Various foreign compounds were oxidized in liver microsomes by so-called “microsomal drug-metabolizing enzymes” under the presence of NADPH and atmospheric oxygen (1). The enzymes catalyzing these reactions can activate molecular oxygen by two-electron reduction so that one oxygen atom is introduced into the substrate leading to a hydroxylated product, whereas the second atom is reduced to water. Since microsomal cytochrome P-450 is involved in the oxidation of drugs, the following tentative pathway has been postulated (2-4) (Fig. 1). It is well known that one of the characteristic of these enzyme systems is a low substrate specificity and indeed highly lipid-soluble compounds were metabolized by these enzyme systems (1).
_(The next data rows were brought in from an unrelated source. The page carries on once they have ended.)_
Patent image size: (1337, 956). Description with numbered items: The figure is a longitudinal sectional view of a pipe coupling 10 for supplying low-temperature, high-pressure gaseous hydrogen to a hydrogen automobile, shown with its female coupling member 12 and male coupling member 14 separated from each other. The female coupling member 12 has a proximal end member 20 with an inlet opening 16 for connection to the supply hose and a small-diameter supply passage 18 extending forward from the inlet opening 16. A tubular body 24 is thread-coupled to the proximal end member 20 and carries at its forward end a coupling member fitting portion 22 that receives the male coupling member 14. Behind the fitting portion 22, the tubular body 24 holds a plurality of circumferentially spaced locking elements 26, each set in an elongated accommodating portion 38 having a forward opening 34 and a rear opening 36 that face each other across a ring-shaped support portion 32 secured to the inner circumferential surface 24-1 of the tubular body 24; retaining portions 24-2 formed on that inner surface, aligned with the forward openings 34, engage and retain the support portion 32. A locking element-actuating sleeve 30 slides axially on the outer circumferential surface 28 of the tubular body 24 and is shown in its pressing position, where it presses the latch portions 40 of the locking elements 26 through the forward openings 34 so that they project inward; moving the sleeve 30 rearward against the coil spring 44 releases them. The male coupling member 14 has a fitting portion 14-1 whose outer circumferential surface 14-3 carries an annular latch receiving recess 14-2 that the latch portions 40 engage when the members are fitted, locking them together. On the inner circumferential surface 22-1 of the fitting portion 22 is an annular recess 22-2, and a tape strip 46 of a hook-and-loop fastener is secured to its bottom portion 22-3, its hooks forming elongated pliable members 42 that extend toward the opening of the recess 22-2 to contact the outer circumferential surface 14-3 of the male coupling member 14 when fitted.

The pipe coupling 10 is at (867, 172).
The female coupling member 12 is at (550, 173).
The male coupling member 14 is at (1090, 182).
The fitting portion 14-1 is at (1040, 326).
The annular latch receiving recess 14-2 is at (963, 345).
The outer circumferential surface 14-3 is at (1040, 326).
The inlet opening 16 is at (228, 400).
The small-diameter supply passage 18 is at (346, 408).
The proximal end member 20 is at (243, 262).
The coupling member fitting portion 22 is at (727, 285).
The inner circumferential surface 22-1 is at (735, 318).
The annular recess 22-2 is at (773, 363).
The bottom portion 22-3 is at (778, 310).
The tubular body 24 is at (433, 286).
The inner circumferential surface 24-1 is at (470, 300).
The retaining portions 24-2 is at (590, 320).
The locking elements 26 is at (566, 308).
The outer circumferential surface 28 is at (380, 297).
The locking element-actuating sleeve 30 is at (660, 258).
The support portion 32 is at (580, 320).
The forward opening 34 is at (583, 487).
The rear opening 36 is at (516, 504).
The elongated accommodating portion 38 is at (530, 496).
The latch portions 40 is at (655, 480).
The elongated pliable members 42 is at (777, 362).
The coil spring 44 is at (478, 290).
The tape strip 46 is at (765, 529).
These reactions including hydroxylation of alkyl side-chain, hydroxylation of aromatic and non-aromatic rings, N-dealkylation, O-dealkylation, sulfoxidation and N-oxidation. However, it is not yet determined whether or not cytochrome P-450 acts as only an oxygen-activated component and the terminal oxidase is required for the oxidation of drugs. In other words, it is not clear whether or not activated oxygen of cytochrome P-450 is transfered non-enzymatically into drug molecule. In the present communication, we wish to report the evidence which may suggest the presence of the terminal oxidase and moreover the presence of more than two kinds of hydroxylase and N-demethylase. The results indicate that the terminal oxidase which hydroxylates pentobarbital and hexobarbital is likely differ from that which hydroxylates aniline and zoxazolamine for the following reasons: the presence of marked sex difference in the activity, the difference in the effect of methylcholanthrene and some inhibitors, such as SKF 525A and DPEA and the difference in the enzyme stability (1, 6, 7). Similarly, the terminal oxidase which N-demethylates aminopyrine is likely differ from that N-demethylates N-methylaniline.